Holly Graham: The Warp/The Weft/The Wake



14 MARCH 2025 - 6 SEPTEMBER 2026
Manchester Art Gallery
Free
Holly Graham’s residency explores memory, narrative and cotton’s colonial legacies, creating work inspired by Sarah Parker Remond and Manchester’s textile archives.
THE WARP/ THE WEFT/ THE WAKE is the outcome of a residency project with London based artist Holly Graham. The work was created as part of 20/20 a national commissioning and network programme led by the University of the Arts London (UAL) in partnership with the Decolonising Arts Institute. 20/20 paired/connected emerging artists of colour with UK public art collections, leading to 20 new works represented in the collections.

Throughout her residency, Graham researched 18th and 19th Century pattern books, patchwork samples and cotton dresses held in the textile collections at Platt Hall alongside the archives of the Royal Manchester Institution (RMI), the forerunner to Manchester City Galleries. She explored the legacies and impact of the cotton industry and the industrial expansion that fuelled the growth of the city and the wealth of the collectors, merchants and industrialists who founded The RMI in 1823. Thinking through the contemporary connections to cotton Graham worked with communities in and around Platt Hall developing project Textiles and Tall Tales. Working with 422 Longsight Art Space she interviewed and recorded people discussing their memories and relationship with cotton in all its forms.

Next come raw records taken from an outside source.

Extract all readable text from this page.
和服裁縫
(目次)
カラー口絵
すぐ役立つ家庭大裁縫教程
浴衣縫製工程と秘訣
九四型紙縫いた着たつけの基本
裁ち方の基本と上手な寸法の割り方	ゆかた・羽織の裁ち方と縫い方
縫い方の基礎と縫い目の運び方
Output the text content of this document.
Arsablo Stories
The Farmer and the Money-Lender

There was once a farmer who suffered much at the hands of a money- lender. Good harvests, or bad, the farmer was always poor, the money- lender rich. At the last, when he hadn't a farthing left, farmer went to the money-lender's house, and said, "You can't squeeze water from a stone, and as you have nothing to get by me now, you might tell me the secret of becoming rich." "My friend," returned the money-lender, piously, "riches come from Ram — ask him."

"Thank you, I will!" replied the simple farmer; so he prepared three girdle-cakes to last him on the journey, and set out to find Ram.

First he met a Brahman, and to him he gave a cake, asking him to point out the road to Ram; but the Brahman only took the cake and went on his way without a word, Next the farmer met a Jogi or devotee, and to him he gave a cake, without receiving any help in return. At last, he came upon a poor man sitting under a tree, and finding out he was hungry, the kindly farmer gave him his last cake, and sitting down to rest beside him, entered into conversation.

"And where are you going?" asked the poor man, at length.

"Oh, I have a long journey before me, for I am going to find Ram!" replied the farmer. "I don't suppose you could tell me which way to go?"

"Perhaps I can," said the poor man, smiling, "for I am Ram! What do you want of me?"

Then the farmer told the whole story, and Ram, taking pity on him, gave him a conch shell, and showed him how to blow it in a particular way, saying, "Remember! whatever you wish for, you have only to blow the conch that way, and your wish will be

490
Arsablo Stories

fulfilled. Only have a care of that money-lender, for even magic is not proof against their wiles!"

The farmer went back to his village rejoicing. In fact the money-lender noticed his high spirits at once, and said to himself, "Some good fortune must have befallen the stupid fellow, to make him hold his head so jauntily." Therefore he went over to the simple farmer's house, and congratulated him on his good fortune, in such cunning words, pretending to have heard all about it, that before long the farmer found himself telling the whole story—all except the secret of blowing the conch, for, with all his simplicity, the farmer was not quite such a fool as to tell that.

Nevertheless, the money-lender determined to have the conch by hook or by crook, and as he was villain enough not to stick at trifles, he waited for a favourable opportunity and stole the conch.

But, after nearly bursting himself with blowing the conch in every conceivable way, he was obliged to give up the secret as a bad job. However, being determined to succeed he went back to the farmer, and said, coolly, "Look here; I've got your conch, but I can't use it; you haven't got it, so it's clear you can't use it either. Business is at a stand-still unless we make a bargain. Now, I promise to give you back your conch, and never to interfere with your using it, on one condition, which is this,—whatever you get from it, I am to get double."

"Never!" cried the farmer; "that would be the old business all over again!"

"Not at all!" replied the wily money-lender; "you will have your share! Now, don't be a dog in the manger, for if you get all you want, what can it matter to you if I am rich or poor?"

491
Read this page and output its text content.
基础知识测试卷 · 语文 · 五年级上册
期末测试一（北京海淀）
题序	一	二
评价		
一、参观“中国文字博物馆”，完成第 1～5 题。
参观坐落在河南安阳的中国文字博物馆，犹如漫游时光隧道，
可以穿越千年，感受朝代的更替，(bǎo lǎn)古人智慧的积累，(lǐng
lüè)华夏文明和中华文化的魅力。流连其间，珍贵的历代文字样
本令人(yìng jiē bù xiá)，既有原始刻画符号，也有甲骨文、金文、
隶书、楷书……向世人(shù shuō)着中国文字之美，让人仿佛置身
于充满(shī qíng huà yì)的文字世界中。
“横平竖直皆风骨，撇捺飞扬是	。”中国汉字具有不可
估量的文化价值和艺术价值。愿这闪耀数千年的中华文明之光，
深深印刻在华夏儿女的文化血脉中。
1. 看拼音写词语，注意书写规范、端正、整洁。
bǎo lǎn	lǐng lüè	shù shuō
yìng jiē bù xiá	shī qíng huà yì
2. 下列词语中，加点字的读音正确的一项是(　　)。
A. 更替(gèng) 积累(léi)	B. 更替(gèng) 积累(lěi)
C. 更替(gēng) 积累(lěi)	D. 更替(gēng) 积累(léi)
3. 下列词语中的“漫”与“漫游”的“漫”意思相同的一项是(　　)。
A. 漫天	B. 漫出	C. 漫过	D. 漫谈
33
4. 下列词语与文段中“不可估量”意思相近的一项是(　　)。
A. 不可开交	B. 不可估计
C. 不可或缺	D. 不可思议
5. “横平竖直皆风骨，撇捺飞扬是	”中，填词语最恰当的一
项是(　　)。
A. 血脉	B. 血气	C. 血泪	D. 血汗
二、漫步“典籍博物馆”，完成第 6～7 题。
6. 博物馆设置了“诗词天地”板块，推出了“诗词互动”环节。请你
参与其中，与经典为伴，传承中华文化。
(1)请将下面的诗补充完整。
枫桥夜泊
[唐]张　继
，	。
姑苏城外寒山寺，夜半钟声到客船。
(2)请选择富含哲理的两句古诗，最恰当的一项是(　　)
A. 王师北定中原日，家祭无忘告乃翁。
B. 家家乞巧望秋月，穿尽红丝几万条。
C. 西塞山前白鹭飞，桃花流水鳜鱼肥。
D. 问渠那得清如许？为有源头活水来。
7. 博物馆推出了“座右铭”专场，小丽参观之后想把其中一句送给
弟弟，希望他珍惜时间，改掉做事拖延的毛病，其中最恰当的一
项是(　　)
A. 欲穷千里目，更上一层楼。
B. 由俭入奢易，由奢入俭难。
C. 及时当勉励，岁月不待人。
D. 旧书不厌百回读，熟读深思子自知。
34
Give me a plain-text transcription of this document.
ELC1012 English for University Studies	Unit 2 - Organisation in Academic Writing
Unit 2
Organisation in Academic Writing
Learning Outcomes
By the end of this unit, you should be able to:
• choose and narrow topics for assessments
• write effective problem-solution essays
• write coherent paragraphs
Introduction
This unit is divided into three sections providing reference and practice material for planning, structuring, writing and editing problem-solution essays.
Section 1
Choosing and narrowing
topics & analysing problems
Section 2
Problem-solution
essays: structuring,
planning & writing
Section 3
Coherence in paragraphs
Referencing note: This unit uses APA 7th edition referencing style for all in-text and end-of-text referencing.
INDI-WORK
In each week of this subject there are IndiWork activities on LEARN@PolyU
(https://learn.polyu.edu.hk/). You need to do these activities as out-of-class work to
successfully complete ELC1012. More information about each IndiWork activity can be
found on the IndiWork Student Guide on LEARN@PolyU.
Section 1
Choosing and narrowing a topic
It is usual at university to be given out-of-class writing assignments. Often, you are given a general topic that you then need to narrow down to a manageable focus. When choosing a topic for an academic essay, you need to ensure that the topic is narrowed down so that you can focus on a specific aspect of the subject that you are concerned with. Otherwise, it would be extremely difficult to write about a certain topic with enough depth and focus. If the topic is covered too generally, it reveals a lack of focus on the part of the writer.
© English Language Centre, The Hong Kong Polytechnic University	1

From her research, Graham has created a body of new work that centred around a Victorian style printed cotton performance costume modelled on the silhouette of a dress worn by African American abolitionist Sarah Parker Remond. Remond visited Manchester during a tour of Britain in 1859 and delivered an anti-slavery speech in the Athenaeum, a building which was incorporated into what is now Manchester Art Gallery. The printed cloth of the performance costume references the marbled end papers and ledgers of RMI subscribers’ logbooks and samples from the pages of Platt Hall’s pattern book collection. These include rare surviving examples of woven Manchester check, also known as ‘Guinea cloth’– cheaply produced cloth, often worn by enslaved people on plantations and manufactured for sale to West African markets in exchange for goods, including enslaved people.


I was interested in the resemblance of the check print to the grid that bound the names of the RMI subscribers in the institution’s ledgers, to highlight the names of those whose money was assigned to the founding of the institution, but also to signpost towards the names that are not included; and to think about whose labour facilitates the wealth that was then invested into the institution.’